31 December 2016

bloscpickle

Editted 27-01-2017 to add RapidJSON results.

Python has a number of libraries available to it for the purposes of serializing data and object, generally for the purpose of passing them around from one process or node to another, or for saving the program state to disk. Serialization for a weakly-typed language such as Python brings with it some challenges which typically result in modules having limitations in what they can serialize. My interest is mostly with regards to packaging meta-data with microscopy binary data, were one might have a few megabytes of metadata alongside gigabytes of image stacks.

The built-in modules are pickle, marshal, and json.  I will also look at two other third-party modules ujson and msgpack-python. All of them produce either text or binary representations, and all are uncompressed. I thought I would test an implementation wrapping them with the blosc meta-compressor library to compress their outputs before writing to disk, to see what sort of space-savings and potentially performance-enhancements could be wrote. The code presented herein is available at:

https://github.com/robbmcleod/bloscpickle

It's not intended as a production-ready tool.

Pickle: is Python's most robust serialization tool.  It can manage custom classes and objects, and circular references. It does not duplicate objects found to have multiple references. It outputs binary. It is not compatible with other languages. Pickle received a major speed upgrade with Python 3, which also came with a new file protocol. Pickle is used, for example, in the multiprocessing module to exchange data between processes.  Pickle is often said to be a potential security hazard as it can potentially carry malicious code, which is the disadvantage of its versatility in serializing objects.

Marshal: is Python's internal file I/O module. It can serialize only Python base types (essentially lists, tuples, and dicts), will crash if fed a circular reference. It is not even compatible across different version of Python. It is supposed to be the fastest of the tested standard Python modules.

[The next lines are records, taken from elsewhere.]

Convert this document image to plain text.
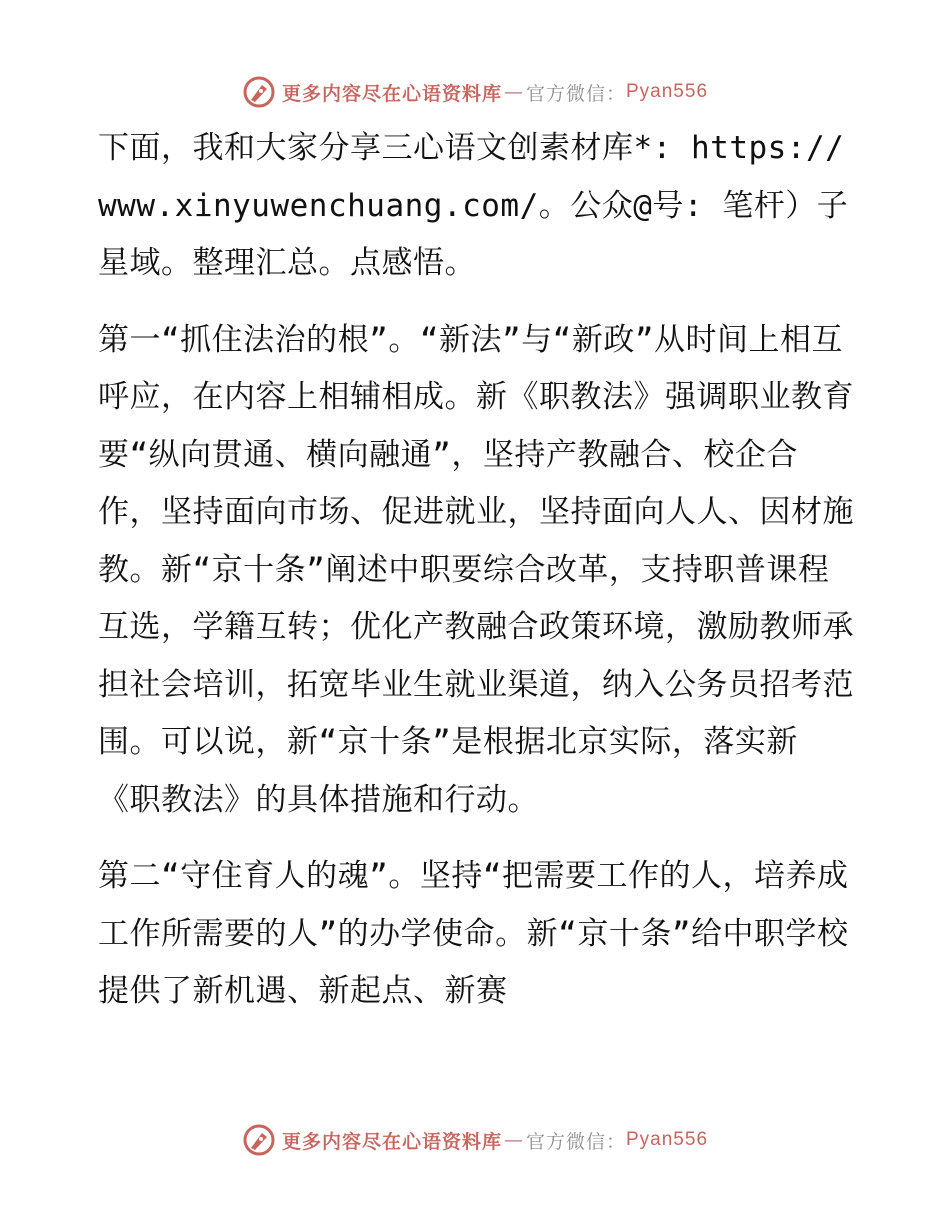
更多内容尽在心语资料库 — 官方微信： Pyan556

下面，我和大家分享三心语文创素材库*: https://www.xinyuwenchuang.com/。公众@号: 笔杆）子星域。整理汇总。点感悟。

第一“抓住法治的根”。“新法”与“新政”从时间上相互呼应，在内容上相辅相成。新《职教法》强调职业教育要“纵向贯通、横向融通”，坚持产教融合、校企合作，坚持面向市场、促进就业，坚持面向人人、因材施教。新“京十条”阐述中职要综合改革，支持职普课程互选，学籍互转；优化产教融合政策环境，激励教师承担社会培训，拓宽毕业生就业渠道，纳入公务员招考范围。可以说，新“京十条”是根据北京实际，落实新《职教法》的具体措施和行动。

第二“守住育人的魂”。坚持“把需要工作的人，培养成工作所需要的人”的办学使命。新“京十条”给中职学校提供了新机遇、新起点、新赛

更多内容尽在心语资料库 — 官方微信： Pyan556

JSON: otherwise known as JavaScript Object Notation is the most ubiquitous method to serialize objects. It essentially only deals with two constructs: list and dicts. As such, it requires helper functions to be implemented in order to serialize objects. It's not binary, so it can be human edited (with some difficulty, it's picky about commas and similar formatting errors). As with pickle, json received a major performance upgrade in Python 3, such that many external implementations of JSON were obsoleted, with a couple of exceptions such as...

UltraJSON: developed by an Electronic Arts studio (but released under a BSD license), UltraJSON is just like JSON, but faster. One drawback of ujson versus the default library is that it can fail silently.

RapidJSON: Another fast JSON parser built on top of a C-library.  Here I use Hideo Hattori's wrapper which is the more complete of the two Python wrappers.

Message Pack: is billed as a binary-equivalent of JSON. On first glance it was very intriguing, as it offers a significant encoding rate and encoded size advantage over JSON, and it has implementation for basically every programming language in-use today. However, I ran into problems in testing. By default, converts Unicode strings to bytes strings, which can cause a loss of information. When encoding as Unicode it loses its speed advantage over the faster JSONs. Furthermore, while msgpack will serialize objects, it doesn't serialize all their attributes, and so it fails silently.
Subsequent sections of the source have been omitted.